WASHINGTON — The nation is on the verge of a sweeping shift in education, with states poised to gain greater control over school accountability and how testing is used to evaluate teachers, schools and student progress.
Although the federally mandated reading and math exams in grades three to eight and once in high school continue, legislation expected to be voted on by the Senate on today encourages states to set caps on overall testing.
Senate approval would send the bill to the White House, where President Barack Obama is expected to sign it.
The legislation is a makeover of the widely criticized No Child Left Behind Act, which ushered in a new era of testing and accountability. Under the 2002 law, Washington played a significant role in how schools and teachers were judged and what kinds of sanctions to prescribe for underperformers.
Those days would be gone under the new legislation.
The measure would substantially limit the federal government’s influence, barring the Education Department from telling states and local districts how to assess the performance of schools and teachers.
Instead, states and districts would come up with their own goals for schools, design their own measures of achievement and progress, and decide how to turn around struggling schools. Testing could be one factor considered, but other measures could include school climate and graduation rates.
States, however, would be required to intervene in their lowest-performing 5 percent of schools, in high schools with high dropout rates and in schools with stubborn achievement gaps — something Democrats pushed.
The bill would end the waivers the Obama administration has given to more than 40 states, exemptions granted around the more onerous parts of No Child when it became clear that requirements such as having all students proficient in reading and math by 2014 would not be met.
“We have an opportunity to inaugurate a new era of innovation and excellence in student achievement by restoring responsibility to states and classroom teachers,” said Republican Sen.
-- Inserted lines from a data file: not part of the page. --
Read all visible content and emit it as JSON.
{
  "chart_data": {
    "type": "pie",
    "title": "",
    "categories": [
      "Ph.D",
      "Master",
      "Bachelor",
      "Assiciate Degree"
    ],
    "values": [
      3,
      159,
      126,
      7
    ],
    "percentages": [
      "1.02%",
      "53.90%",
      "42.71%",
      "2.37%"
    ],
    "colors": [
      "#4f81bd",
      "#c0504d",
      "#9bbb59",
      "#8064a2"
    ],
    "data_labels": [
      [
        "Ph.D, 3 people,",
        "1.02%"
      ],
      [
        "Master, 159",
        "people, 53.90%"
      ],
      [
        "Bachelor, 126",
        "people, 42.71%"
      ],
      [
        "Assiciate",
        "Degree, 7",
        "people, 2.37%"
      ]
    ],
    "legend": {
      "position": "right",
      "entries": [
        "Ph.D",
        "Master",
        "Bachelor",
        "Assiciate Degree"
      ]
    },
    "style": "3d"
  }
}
Lamar Alexander of Tennessee, the head of the Senate Education Committee and a chief architect of the bill along with Democratic Sen. Patty Murray of Washington.
“This new law will result in fewer and better tests because states and classroom teachers will be deciding what to do about the results of the tests,” Alexander, a former U.S. education secretary, added ahead of today’s vote.
A core feature of No Child Left Behind remains: the annual testing in math and reading. But schools would be required to report the results by students’ race, family income and disability status.
Murray, a former preschool teacher, said the legislation would still hold underperforming schools responsible to ensure all students — minority children, poor kids and others — get a quality education. She also praised the bill for including a key priority for her, a focus on early childhood education.
“For the first time ever, our federal education law will recognize the importance of early learning with the grant program that we have put in place. It’s a very good beginning step for our nation,” Murray said.
The grants program would use existing funding to help states improve quality and access to preschool.
On Common Core, reviled by many conservatives, the bill says the Education Department may not mandate or give states incentives to adopt or maintain any particular set of academic standards.
The Common Core college and career-ready curriculum guidelines were created by the states, but became a flash point for those critical of Washington influence in schools. The Obama administration offered grants through its Race to the Top program for states that adopted strong academic standards for students.
No Child Left Behind passed with broad support in Congress and was signed by President George W. Bush. It was praised for its main intent, which was to use annual standardized tests to identify achievement gaps in learning and failing schools in need of support. But it was later criticized for a heavy-handed federal approach that imposed sanctions when schools came up short — leading teachers, administrators and others to worry that the high stakes associated with the tests was creating a culture of over-testing and hurting classroom learning.
No Child has been up for reauthorization since 2007, but previous attempts to renew the law have been caught in a broader debate over the federal role in public education.